Linear regression cost function 3d graph

From looking at the convex shape of the linear regression cost function, it shows that for any value of w, changing the value of b to the optimal value of b(value of b at the global minimum) would decrease the cost. However I can think of many cases where this would not be true, for example:

Training Examples:
x1 = 5, y1 = 25
x2 = 10, y2 = 50

The values for w and b where the cost would be the lowest is w = 5, b = 0.
If the value of w and b is 0, the cost is 75 for the two training examples, but if we keep w the same and bring the value of b up to 20, away from its optimal value, the cost would be 35, which does not follow what the graph displayed in the videos shows.
Can anyone explain how this works?

Hi @adam_wilkes

The optimal b for a given w minimizes the cost function along the b -dimension but doesn’t guarantee it reaches the global minimum of the whole function unless w is also optimal.
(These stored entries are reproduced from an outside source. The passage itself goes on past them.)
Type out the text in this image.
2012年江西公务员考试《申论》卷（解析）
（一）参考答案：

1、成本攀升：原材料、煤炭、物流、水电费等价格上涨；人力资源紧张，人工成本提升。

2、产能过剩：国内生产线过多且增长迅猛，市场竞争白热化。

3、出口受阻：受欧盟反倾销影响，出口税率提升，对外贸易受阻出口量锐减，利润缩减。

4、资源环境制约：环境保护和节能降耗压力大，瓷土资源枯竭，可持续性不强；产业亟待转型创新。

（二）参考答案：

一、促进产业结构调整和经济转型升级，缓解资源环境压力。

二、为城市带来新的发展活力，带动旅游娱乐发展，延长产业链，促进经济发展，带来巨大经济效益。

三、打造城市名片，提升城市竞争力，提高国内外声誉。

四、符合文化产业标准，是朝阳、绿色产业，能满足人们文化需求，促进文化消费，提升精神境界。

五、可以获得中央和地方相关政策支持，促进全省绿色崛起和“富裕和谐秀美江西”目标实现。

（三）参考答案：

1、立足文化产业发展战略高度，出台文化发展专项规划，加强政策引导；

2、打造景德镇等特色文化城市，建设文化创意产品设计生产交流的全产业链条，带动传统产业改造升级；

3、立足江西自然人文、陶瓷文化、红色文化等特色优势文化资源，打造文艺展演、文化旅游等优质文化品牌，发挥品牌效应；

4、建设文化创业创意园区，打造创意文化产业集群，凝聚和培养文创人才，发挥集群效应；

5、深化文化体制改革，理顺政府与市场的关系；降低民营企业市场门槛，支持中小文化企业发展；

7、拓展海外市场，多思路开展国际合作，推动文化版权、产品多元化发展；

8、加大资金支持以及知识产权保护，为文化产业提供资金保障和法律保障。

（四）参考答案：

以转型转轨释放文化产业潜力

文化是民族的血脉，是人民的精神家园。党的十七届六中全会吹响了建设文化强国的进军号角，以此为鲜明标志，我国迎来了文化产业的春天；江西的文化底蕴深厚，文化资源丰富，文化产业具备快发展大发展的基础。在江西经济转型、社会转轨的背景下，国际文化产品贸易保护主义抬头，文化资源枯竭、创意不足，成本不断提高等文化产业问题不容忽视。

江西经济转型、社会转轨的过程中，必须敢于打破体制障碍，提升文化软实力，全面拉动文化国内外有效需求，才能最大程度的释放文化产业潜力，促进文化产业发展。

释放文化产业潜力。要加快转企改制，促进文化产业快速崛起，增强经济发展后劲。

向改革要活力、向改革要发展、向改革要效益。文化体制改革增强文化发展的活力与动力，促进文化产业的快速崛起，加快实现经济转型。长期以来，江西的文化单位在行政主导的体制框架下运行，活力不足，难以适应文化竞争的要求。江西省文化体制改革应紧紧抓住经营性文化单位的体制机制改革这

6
Hope this answers your question! Feel free to ask if you need further help.

You have to optimize both w and b simultaneously.


I meant using this image, it shows that changing the values of b away from what would be the optimal value of b(in this case 0) always increases the value cost function, no matter the value of w, however with the example I provided earlier I was confused as to how that could be possible, as changing the value of b away from its optimal value decreased the cost in that scenario. Hope my question is more clear.

I do not think that is true. The curve is bowl shaped - starting at the minimum, every direction you move along the curve increases the cost value.

And from every point on the curve, there is a direct path (down the gradients) that leads to the minimum cost.

@adam_wilkes, it may be easier to see using a contour map. For example, in this contour map:

Screenshot 2024-08-01 at 6.25.17 PM

you can see that for a given w, the value of b that gives the smallest cost is a different b than the value of b at the overall minimum for the whole function. The shape is still a bowl, but the minimum cost for the part of the bowl you’re slicing through at any given w will not necessarily be at the same b as it is at the global optimum.

You can play around with the optional cost function lab to experiment with the graphs to see how this can vary with different values.

2 Likes